Thankee, Jesus, Alan delighted to himself!
“You've summoned Mister Pruden, the surgeon?” he asked, though, with seeming, and becoming, sudden concern. “Is it . . . serious?”
“Well, sir . . . 'tis hardly a matter for a ship's surgeon, Mister Lewrie,” Boutwell countered, blocking his way as Alan tried to get past him, laying a civilian-soft writer's fist on his chest.
“Unhand me, sir!” Lewrie hissed. “Damn your blood, what ails him that's not serious enough for the surgeon, but keeps him from his duty? I have to see for myself.
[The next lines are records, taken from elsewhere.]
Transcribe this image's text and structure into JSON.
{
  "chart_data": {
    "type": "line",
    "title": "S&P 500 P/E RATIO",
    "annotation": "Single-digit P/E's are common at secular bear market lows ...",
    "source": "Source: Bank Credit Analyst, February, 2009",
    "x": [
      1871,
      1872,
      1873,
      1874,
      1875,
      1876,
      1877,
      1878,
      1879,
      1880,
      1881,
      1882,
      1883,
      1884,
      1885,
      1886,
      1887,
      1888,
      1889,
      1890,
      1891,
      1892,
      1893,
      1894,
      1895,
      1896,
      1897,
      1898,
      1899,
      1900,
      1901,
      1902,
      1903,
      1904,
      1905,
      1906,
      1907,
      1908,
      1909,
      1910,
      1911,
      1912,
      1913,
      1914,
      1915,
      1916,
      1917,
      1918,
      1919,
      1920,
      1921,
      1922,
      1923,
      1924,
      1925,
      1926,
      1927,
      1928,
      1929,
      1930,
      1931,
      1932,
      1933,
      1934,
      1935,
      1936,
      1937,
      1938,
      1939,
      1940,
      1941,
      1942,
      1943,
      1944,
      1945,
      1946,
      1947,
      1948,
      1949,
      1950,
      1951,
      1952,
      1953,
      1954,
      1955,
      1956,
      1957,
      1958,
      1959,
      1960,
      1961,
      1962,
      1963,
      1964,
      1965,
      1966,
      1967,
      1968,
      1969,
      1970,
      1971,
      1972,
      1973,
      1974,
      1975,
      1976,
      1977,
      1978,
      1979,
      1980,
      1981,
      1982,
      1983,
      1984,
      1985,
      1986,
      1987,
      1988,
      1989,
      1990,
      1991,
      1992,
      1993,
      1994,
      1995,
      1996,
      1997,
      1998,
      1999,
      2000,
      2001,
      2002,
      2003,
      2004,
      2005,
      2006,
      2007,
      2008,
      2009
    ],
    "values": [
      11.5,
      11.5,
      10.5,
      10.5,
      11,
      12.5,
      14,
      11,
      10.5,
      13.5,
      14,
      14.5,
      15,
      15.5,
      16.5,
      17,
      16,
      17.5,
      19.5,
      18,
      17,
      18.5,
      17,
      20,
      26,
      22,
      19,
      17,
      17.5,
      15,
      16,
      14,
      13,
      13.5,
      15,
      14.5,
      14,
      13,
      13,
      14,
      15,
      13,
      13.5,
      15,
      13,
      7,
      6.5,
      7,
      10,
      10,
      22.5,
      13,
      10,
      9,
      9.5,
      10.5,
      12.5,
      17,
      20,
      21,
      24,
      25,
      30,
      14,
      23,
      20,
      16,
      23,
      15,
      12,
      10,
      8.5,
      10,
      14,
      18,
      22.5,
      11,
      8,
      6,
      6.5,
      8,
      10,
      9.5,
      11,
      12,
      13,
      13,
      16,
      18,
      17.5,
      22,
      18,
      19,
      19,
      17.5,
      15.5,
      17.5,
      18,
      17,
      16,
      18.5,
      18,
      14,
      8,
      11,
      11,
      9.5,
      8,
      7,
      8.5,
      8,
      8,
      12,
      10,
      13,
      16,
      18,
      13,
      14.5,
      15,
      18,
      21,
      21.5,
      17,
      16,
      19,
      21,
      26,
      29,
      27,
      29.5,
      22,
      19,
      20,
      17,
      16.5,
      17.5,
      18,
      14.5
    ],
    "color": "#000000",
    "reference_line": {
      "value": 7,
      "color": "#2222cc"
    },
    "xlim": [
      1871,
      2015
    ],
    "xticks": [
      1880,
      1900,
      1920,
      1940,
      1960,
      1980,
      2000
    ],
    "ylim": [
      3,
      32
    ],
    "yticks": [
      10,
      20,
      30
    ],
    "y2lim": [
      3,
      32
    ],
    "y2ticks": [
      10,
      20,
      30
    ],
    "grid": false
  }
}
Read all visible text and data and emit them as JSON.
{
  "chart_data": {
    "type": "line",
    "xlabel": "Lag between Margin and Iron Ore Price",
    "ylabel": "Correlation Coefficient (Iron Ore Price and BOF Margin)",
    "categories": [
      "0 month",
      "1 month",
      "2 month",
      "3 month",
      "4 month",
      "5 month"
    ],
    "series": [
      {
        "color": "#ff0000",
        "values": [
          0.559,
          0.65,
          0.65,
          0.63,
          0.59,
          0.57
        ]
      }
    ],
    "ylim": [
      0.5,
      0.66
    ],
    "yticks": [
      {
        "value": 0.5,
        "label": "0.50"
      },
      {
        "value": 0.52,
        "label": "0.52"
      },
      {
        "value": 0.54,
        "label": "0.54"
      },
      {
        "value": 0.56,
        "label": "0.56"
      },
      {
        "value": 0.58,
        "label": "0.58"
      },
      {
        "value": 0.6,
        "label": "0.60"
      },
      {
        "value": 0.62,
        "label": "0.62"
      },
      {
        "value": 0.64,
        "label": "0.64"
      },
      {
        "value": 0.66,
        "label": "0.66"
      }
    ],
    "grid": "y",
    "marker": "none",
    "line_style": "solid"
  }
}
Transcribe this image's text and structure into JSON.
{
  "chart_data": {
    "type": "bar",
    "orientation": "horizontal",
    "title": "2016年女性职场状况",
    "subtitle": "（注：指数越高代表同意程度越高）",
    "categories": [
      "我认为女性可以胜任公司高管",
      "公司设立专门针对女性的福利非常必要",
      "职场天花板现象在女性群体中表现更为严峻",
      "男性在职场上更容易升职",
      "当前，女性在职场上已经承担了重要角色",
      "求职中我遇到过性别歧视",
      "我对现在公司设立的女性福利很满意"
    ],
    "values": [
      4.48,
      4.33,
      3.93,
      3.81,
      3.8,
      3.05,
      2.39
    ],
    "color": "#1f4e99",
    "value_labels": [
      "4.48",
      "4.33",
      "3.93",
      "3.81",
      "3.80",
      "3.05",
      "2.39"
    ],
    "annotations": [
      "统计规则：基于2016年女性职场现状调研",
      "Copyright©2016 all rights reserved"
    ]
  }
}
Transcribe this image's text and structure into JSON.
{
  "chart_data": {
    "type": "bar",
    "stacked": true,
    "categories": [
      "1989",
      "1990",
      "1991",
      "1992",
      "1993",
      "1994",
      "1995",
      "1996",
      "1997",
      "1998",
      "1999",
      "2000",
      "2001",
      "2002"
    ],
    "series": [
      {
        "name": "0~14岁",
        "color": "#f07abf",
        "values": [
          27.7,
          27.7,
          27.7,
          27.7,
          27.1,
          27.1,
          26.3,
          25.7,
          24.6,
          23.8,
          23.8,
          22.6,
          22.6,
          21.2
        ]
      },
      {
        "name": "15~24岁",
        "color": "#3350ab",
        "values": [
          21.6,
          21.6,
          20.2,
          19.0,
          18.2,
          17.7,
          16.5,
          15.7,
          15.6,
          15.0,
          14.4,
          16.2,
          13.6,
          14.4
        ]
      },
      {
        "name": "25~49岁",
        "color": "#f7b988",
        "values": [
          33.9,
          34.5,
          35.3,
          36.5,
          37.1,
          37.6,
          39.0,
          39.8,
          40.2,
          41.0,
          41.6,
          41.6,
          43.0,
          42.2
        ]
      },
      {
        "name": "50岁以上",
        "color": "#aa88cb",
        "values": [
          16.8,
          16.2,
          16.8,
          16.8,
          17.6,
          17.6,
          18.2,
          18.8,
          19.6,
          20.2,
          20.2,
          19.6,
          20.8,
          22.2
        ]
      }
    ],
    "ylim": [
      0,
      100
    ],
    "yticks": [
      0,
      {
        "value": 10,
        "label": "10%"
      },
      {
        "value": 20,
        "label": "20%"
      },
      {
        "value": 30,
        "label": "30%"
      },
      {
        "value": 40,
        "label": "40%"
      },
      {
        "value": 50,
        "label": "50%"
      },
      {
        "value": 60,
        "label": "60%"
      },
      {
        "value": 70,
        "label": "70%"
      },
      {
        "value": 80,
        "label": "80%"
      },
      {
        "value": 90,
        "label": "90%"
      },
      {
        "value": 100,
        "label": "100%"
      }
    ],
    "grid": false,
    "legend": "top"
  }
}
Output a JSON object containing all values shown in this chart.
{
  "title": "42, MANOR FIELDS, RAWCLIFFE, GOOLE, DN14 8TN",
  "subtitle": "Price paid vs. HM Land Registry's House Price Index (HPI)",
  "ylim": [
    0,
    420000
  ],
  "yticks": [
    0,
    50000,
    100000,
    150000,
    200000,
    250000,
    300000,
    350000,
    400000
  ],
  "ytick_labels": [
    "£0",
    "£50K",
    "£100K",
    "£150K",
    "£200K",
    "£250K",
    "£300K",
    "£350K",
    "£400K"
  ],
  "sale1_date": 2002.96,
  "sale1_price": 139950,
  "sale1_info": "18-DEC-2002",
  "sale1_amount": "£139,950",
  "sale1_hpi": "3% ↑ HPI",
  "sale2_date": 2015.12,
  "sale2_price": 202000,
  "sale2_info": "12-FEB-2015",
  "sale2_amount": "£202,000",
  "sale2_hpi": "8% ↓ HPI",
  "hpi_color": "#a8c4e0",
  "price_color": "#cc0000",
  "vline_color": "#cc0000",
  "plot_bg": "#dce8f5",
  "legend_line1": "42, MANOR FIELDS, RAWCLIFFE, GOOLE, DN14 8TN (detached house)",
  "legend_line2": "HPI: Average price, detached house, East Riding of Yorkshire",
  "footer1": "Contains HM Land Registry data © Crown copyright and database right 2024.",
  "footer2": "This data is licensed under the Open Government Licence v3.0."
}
To ascertain how bad it is, and how long he may be incapacitated.”
“Really, Mister Lewrie . . .” Boutwell whined, all but wringing his hands as Lewrie shouldered him aside. He, in desperation, seized Lewrie's arm to impede him.
“I warned you to keep your hands off me, sir!” Lewrie snapped, though stopped for another moment. “I'm an English gentleman,
and
a sea officer. People've been flogged for less. 'Specially aboard this ship! Now, what ails him, sir?”
“Uh . . .” Boutwell deflated, withering in stature, without the partition to the day cabin. “Sir, Captain Braxton served many years in the Far East. There, I fear, he once contracted malaria. It comes upon him now and again, as an ever-recurring fever. Once took, you know . . . of
course,
you do, Mister Lewrie!
You
were in the East, too. You've seen how it takes a man.”
“I have to see him, Mister Boutwell,” Lewrie insisted. “Fever or no.”
“Very well,” Boutwell surrendered, opening the partition door.
A fetid, sick-bed odour struck his senses at once. There lay Captain Braxton, swaddled in every blanket he possessed, tucked in as snug as a baby's swaddles in the thick coverlet, with his dark blue watchcloak and foul-weather tarpaulin atop. Shivering like a drowning victim fresh plucked from an icy shipwreck. His steward was setting out a fresh cedar bucket by the side of the hanging cot, and grimacing manfully as he lifted the used one at arm's length to dump its gruesome contents out the transom sash window, the only one that was left open, and that only for the length of his duty. A sea-coal fire was fuming in a brazier nearby, making the great-cabin's bed space a breath from Hell itself.
“M . . . more coals!” Braxton managed to say between chattering teeth. “Bloody Jesus, I'm so cold!”
“Sir?”
“W . . . what . . . Devil you want, s . . . sir! Ge . . . get out! This instant!” Braxton growled from wobbly jaws.